Está bien que haya aclarado este tema de la impunidad, senor Martell. Pero le sugiero que ya no se deje desviar la atención por estos mercenarios de la pluma, delincuentes profesionales de la palabra. Eso es lo que buscan.
Esperando, como siempre, ávidamente sus interesantes artículos, se despide :
Un lector asiduo!
Es evidente que loa que ahora defienden a capa y espada la amnistía, son los que están cuidando intereses o quienes saldrían directamente afectados si se deroga este adefesio legal.

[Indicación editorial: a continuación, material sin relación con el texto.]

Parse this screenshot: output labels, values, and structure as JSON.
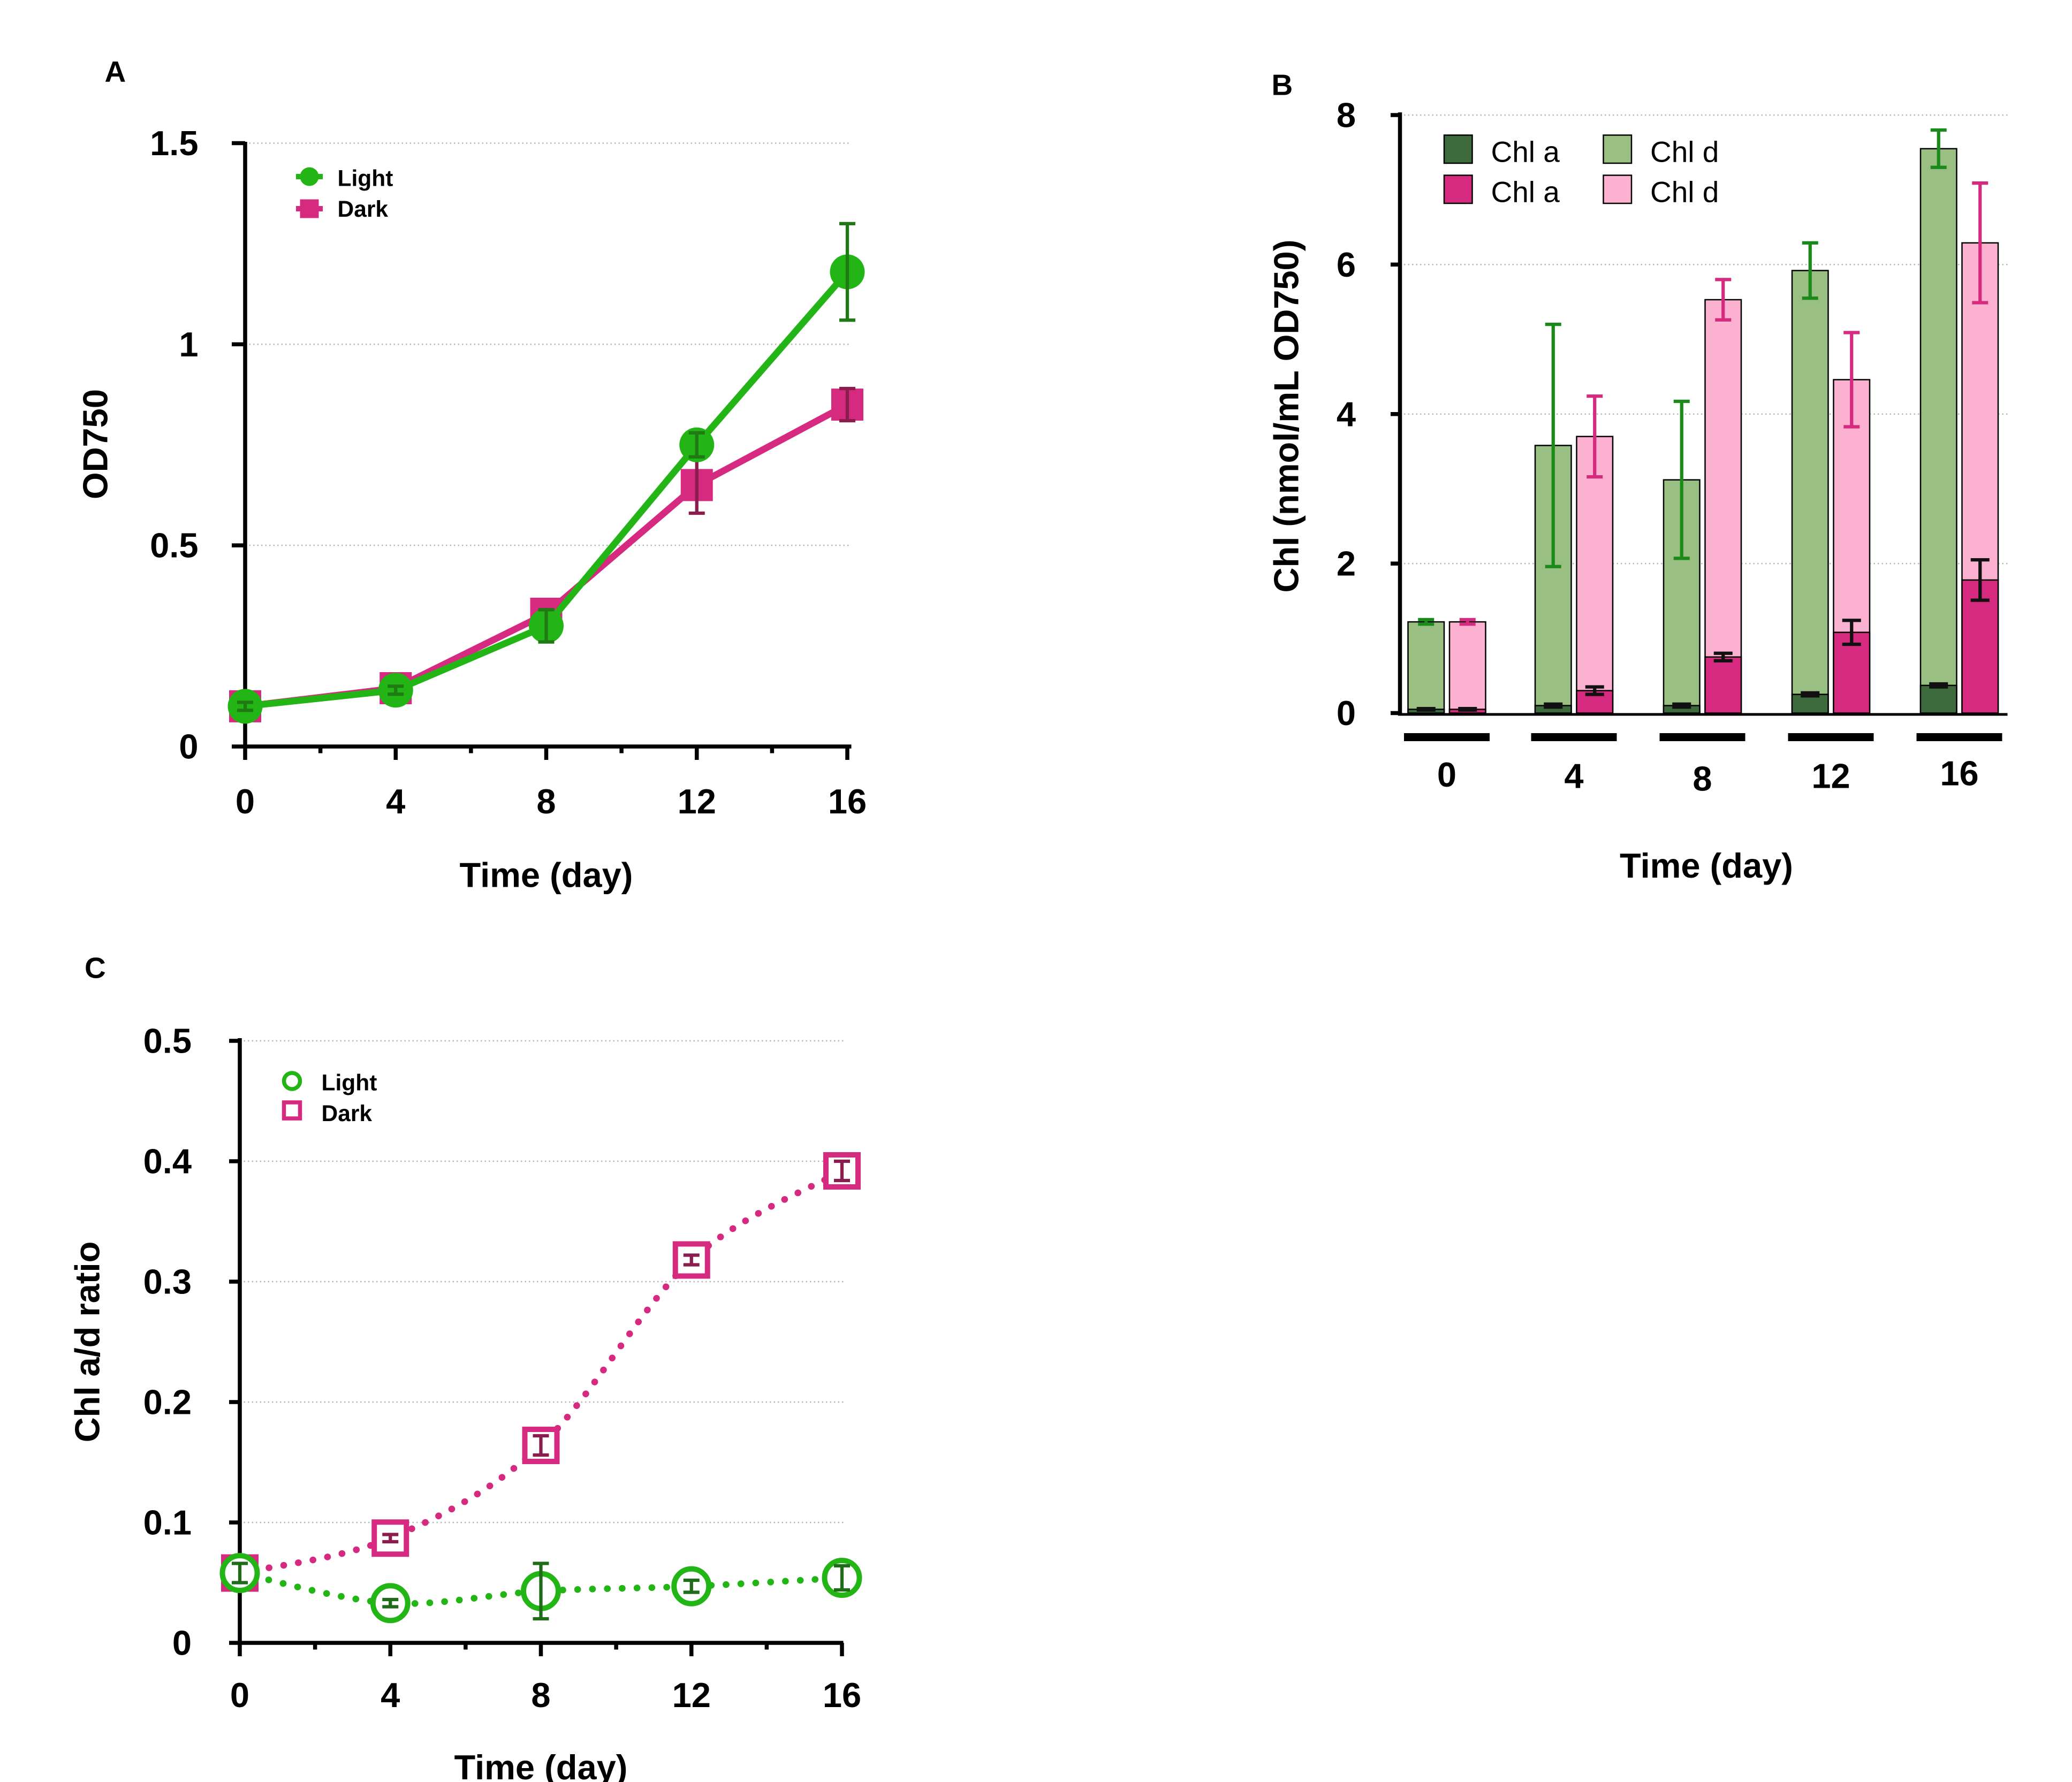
{
  "colors": {
    "light": "#22b515",
    "light_dark": "#1f7a14",
    "dark": "#d62a81",
    "dark_deep": "#8a1d4e",
    "chla_light": "#3d6b3d",
    "chld_light": "#99bf82",
    "chla_dark": "#d62a81",
    "chld_dark": "#fdb1d1"
  },
  "chart_data": [
    {
      "panel": "A",
      "type": "line",
      "xlabel": "Time (day)",
      "ylabel": "OD750",
      "xlim": [
        0,
        16
      ],
      "ylim": [
        0,
        1.5
      ],
      "x_ticks": [
        "0",
        "4",
        "8",
        "12",
        "16"
      ],
      "y_ticks": [
        "0",
        "0.5",
        "1",
        "1.5"
      ],
      "legend": {
        "placement": "top-left",
        "entries": [
          "Light",
          "Dark"
        ]
      },
      "series": [
        {
          "name": "Light",
          "x": [
            0,
            4,
            8,
            12,
            16
          ],
          "y": [
            0.1,
            0.14,
            0.3,
            0.75,
            1.18
          ],
          "err": [
            0.01,
            0.01,
            0.04,
            0.03,
            0.12
          ]
        },
        {
          "name": "Dark",
          "x": [
            0,
            4,
            8,
            12,
            16
          ],
          "y": [
            0.1,
            0.145,
            0.33,
            0.65,
            0.85
          ],
          "err": [
            0.01,
            0.01,
            0.01,
            0.07,
            0.04
          ]
        }
      ]
    },
    {
      "panel": "B",
      "type": "bar",
      "xlabel": "Time (day)",
      "ylabel": "Chl (nmol/mL OD750)",
      "ylim": [
        0,
        8
      ],
      "categories": [
        "0",
        "4",
        "8",
        "12",
        "16"
      ],
      "y_ticks": [
        "0",
        "2",
        "4",
        "6",
        "8"
      ],
      "legend": {
        "placement": "top-left",
        "entries": [
          "Chl a",
          "Chl d",
          "Chl a",
          "Chl d"
        ]
      },
      "series": [
        {
          "name": "Light",
          "chl_a": [
            0.05,
            0.1,
            0.1,
            0.25,
            0.37
          ],
          "total": [
            1.22,
            3.58,
            3.12,
            5.92,
            7.55
          ],
          "err": [
            0.03,
            1.62,
            1.05,
            0.37,
            0.25
          ],
          "err_a": [
            0.01,
            0.02,
            0.02,
            0.02,
            0.02
          ]
        },
        {
          "name": "Dark",
          "chl_a": [
            0.05,
            0.3,
            0.75,
            1.08,
            1.78
          ],
          "total": [
            1.22,
            3.7,
            5.53,
            4.46,
            6.29
          ],
          "err": [
            0.03,
            0.54,
            0.27,
            0.63,
            0.8
          ],
          "err_a": [
            0.01,
            0.05,
            0.05,
            0.16,
            0.27
          ]
        }
      ]
    },
    {
      "panel": "C",
      "type": "scatter",
      "xlabel": "Time (day)",
      "ylabel": "Chl a/d ratio",
      "xlim": [
        0,
        16
      ],
      "ylim": [
        0,
        0.5
      ],
      "x_ticks": [
        "0",
        "4",
        "8",
        "12",
        "16"
      ],
      "y_ticks": [
        "0",
        "0.1",
        "0.2",
        "0.3",
        "0.4",
        "0.5"
      ],
      "legend": {
        "placement": "top-left",
        "entries": [
          "Light",
          "Dark"
        ]
      },
      "series": [
        {
          "name": "Light",
          "x": [
            0,
            4,
            8,
            12,
            16
          ],
          "y": [
            0.058,
            0.033,
            0.043,
            0.047,
            0.054
          ],
          "err": [
            0.008,
            0.003,
            0.023,
            0.005,
            0.01
          ]
        },
        {
          "name": "Dark",
          "x": [
            0,
            4,
            8,
            12,
            16
          ],
          "y": [
            0.058,
            0.087,
            0.164,
            0.318,
            0.392
          ],
          "err": [
            0.005,
            0.003,
            0.008,
            0.004,
            0.008
          ]
        }
      ]
    }
  ]
}
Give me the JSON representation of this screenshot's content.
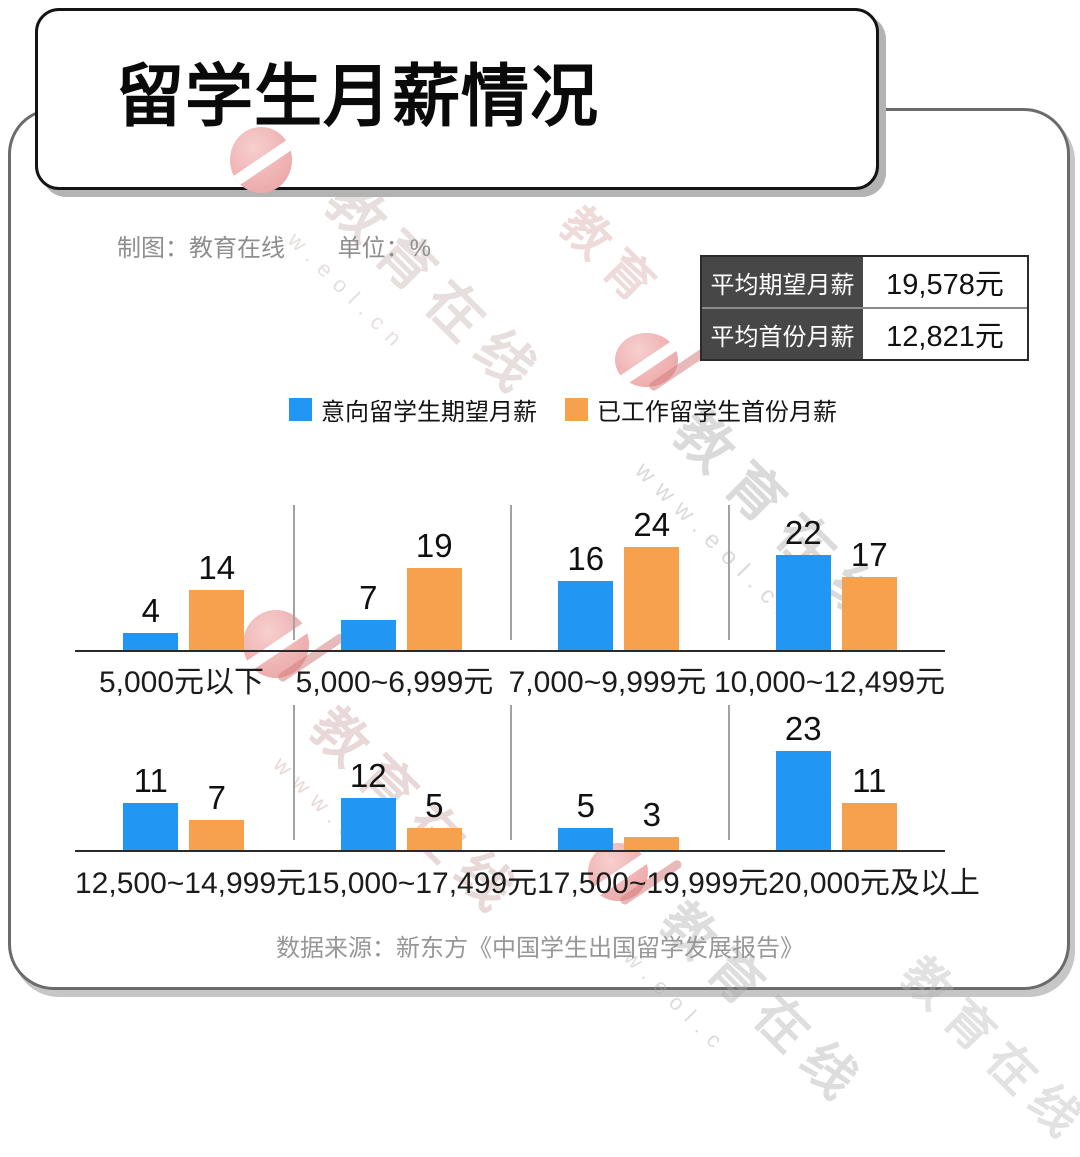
{
  "title": "留学生月薪情况",
  "meta": {
    "credit": "制图：教育在线",
    "unit_label": "单位：%"
  },
  "summary_table": {
    "rows": [
      {
        "label": "平均期望月薪",
        "value": "19,578元"
      },
      {
        "label": "平均首份月薪",
        "value": "12,821元"
      }
    ]
  },
  "legend": {
    "items": [
      {
        "label": "意向留学生期望月薪",
        "color": "#2196F3"
      },
      {
        "label": "已工作留学生首份月薪",
        "color": "#F6A14D"
      }
    ]
  },
  "chart_data": {
    "type": "bar",
    "unit": "%",
    "title": "留学生月薪情况",
    "categories": [
      "5,000元以下",
      "5,000~6,999元",
      "7,000~9,999元",
      "10,000~12,499元",
      "12,500~14,999元",
      "15,000~17,499元",
      "17,500~19,999元",
      "20,000元及以上"
    ],
    "series": [
      {
        "name": "意向留学生期望月薪",
        "color": "#2196F3",
        "values": [
          4,
          7,
          16,
          22,
          11,
          12,
          5,
          23
        ]
      },
      {
        "name": "已工作留学生首份月薪",
        "color": "#F6A14D",
        "values": [
          14,
          19,
          24,
          17,
          7,
          5,
          3,
          11
        ]
      }
    ],
    "value_labels": true,
    "ylim": [
      0,
      24
    ],
    "layout": {
      "rows": 2,
      "groups_per_row": 4,
      "gridlines": false,
      "legend_position": "top"
    }
  },
  "source": "数据来源：新东方《中国学生出国留学发展报告》",
  "watermark": {
    "brand": "教育在线",
    "url": "www.eol.cn"
  },
  "colors": {
    "bar_blue": "#2196F3",
    "bar_orange": "#F6A14D",
    "table_header_bg": "#474747",
    "muted_text": "#8E8E8E",
    "frame_border": "#6B6B6B",
    "title_border": "#141414",
    "baseline": "#2A2A2A"
  }
}
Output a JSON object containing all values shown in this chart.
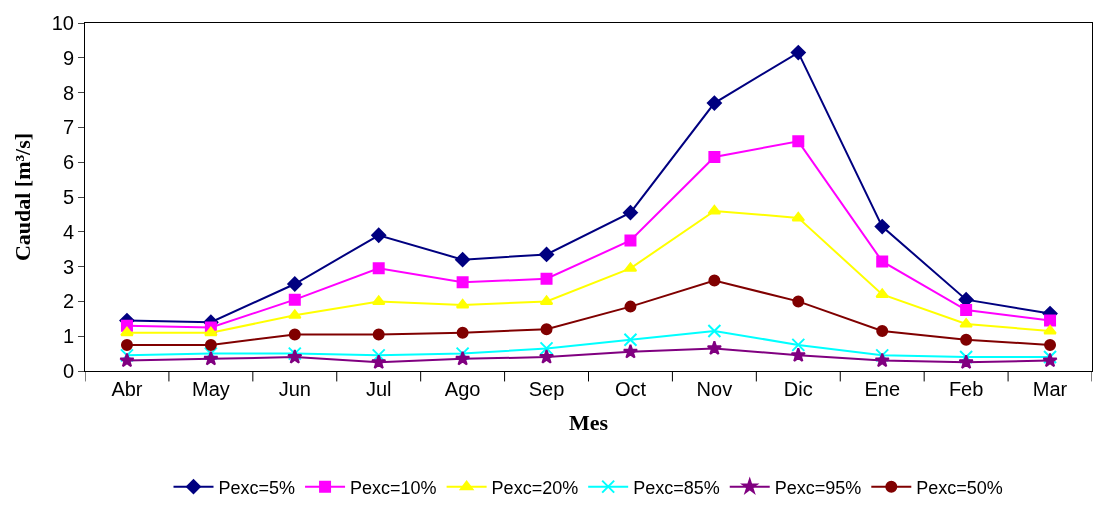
{
  "chart_data": {
    "type": "line",
    "xlabel": "Mes",
    "ylabel": "Caudal [m³/s]",
    "categories": [
      "Abr",
      "May",
      "Jun",
      "Jul",
      "Ago",
      "Sep",
      "Oct",
      "Nov",
      "Dic",
      "Ene",
      "Feb",
      "Mar"
    ],
    "ylim": [
      0,
      10
    ],
    "yticks": [
      0,
      1,
      2,
      3,
      4,
      5,
      6,
      7,
      8,
      9,
      10
    ],
    "grid": false,
    "legend": "bottom",
    "line_style": "solid",
    "series": [
      {
        "name": "Pexc=5%",
        "color": "#000080",
        "marker": "diamond",
        "values": [
          1.45,
          1.4,
          2.5,
          3.9,
          3.2,
          3.35,
          4.55,
          7.7,
          9.15,
          4.15,
          2.05,
          1.65
        ]
      },
      {
        "name": "Pexc=10%",
        "color": "#ff00ff",
        "marker": "square",
        "values": [
          1.3,
          1.25,
          2.05,
          2.95,
          2.55,
          2.65,
          3.75,
          6.15,
          6.6,
          3.15,
          1.75,
          1.45
        ]
      },
      {
        "name": "Pexc=20%",
        "color": "#ffff00",
        "marker": "triangle",
        "values": [
          1.1,
          1.1,
          1.6,
          2.0,
          1.9,
          2.0,
          2.95,
          4.6,
          4.4,
          2.2,
          1.35,
          1.15
        ]
      },
      {
        "name": "Pexc=85%",
        "color": "#00ffff",
        "marker": "cross",
        "values": [
          0.45,
          0.5,
          0.5,
          0.45,
          0.5,
          0.65,
          0.9,
          1.15,
          0.75,
          0.45,
          0.4,
          0.4
        ]
      },
      {
        "name": "Pexc=95%",
        "color": "#800080",
        "marker": "star",
        "values": [
          0.3,
          0.35,
          0.4,
          0.25,
          0.35,
          0.4,
          0.55,
          0.65,
          0.45,
          0.3,
          0.25,
          0.3
        ]
      },
      {
        "name": "Pexc=50%",
        "color": "#800000",
        "marker": "circle",
        "values": [
          0.75,
          0.75,
          1.05,
          1.05,
          1.1,
          1.2,
          1.85,
          2.6,
          2.0,
          1.15,
          0.9,
          0.75
        ]
      }
    ]
  }
}
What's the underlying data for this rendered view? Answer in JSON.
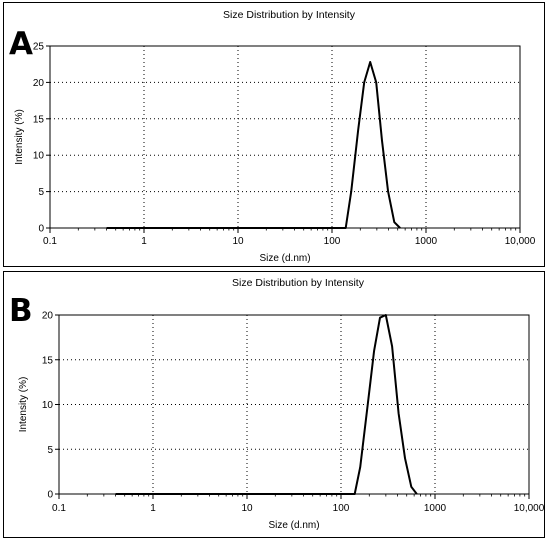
{
  "panels": [
    {
      "letter": "A"
    },
    {
      "letter": "B"
    }
  ],
  "chart_data": [
    {
      "type": "line",
      "title": "Size Distribution by Intensity",
      "xlabel": "Size (d.nm)",
      "ylabel": "Intensity (%)",
      "xscale": "log",
      "xlim": [
        0.1,
        10000
      ],
      "ylim": [
        0,
        25
      ],
      "xticks": [
        0.1,
        1,
        10,
        100,
        1000,
        10000
      ],
      "xtick_labels": [
        "0.1",
        "1",
        "10",
        "100",
        "1000",
        "10,000"
      ],
      "yticks": [
        0,
        5,
        10,
        15,
        20,
        25
      ],
      "grid": true,
      "color": "#000000",
      "series": [
        {
          "x": [
            0.4,
            140,
            160,
            190,
            220,
            255,
            295,
            340,
            395,
            460,
            530
          ],
          "y": [
            0,
            0,
            5.0,
            13.5,
            20.0,
            22.8,
            20.0,
            12.0,
            5.0,
            0.8,
            0
          ]
        }
      ]
    },
    {
      "type": "line",
      "title": "Size Distribution by Intensity",
      "xlabel": "Size (d.nm)",
      "ylabel": "Intensity (%)",
      "xscale": "log",
      "xlim": [
        0.1,
        10000
      ],
      "ylim": [
        0,
        20
      ],
      "xticks": [
        0.1,
        1,
        10,
        100,
        1000,
        10000
      ],
      "xtick_labels": [
        "0.1",
        "1",
        "10",
        "100",
        "1000",
        "10,000"
      ],
      "yticks": [
        0,
        5,
        10,
        15,
        20
      ],
      "grid": true,
      "color": "#000000",
      "series": [
        {
          "x": [
            0.4,
            140,
            160,
            190,
            225,
            260,
            300,
            350,
            410,
            480,
            560,
            640
          ],
          "y": [
            0,
            0,
            3.0,
            9.5,
            16.0,
            19.7,
            20.0,
            16.5,
            9.0,
            4.0,
            0.8,
            0
          ]
        }
      ]
    }
  ]
}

No se puede esperar una verdadera reconciliación de la sociedad sin que se derogue la amnistía y por esta razón las extremas tratan del todo de excluir a todas las fuerzas que no se alinean con su pensamiento, porque saben que la verdad no es de derecha ni de izquierda.
Excelente artículo.
No creo que Lüers sea un propagandista de la derecha.Lüers tiene opiniones propias y es seguido y respetado por mucha gente y por eso mismo hay que enfrentarse a sus ideas cuando no las estimemos correctas. Un propagandista vulgar de la derecha, por poner un ejemplo,sería el Nelsons o muchas de las plumas del Diario de Hoy.Paolo es más difícil de clasificar y razona de forma inteligente y tiene un estilo ágil y comunicativo, pero por eso mismo sus opiniones son influyentes y hay que salirles al paso como ha hecho JJmar.
En palabras simples, la dichosa amnistía fué un contubernio entre Arena y el Fmln para evitar cumplir con las recomendaciones que la comisión de la verdad planteaba.
De esta manera se cubrían mutuamente de los crímenes perpetrados por ambas partes y lograban la impunidad que necesitaban.
La amnistía entonces no fué parte de los acuerdos de paz sino que ese mito es lo que Arena y el Fmln pretenden hacernos creer.
Es mentira que la amnistía haya sido parte de los acuerdos de paz!
Nos gustaría saber mas del decreto de la amnistía jjmar.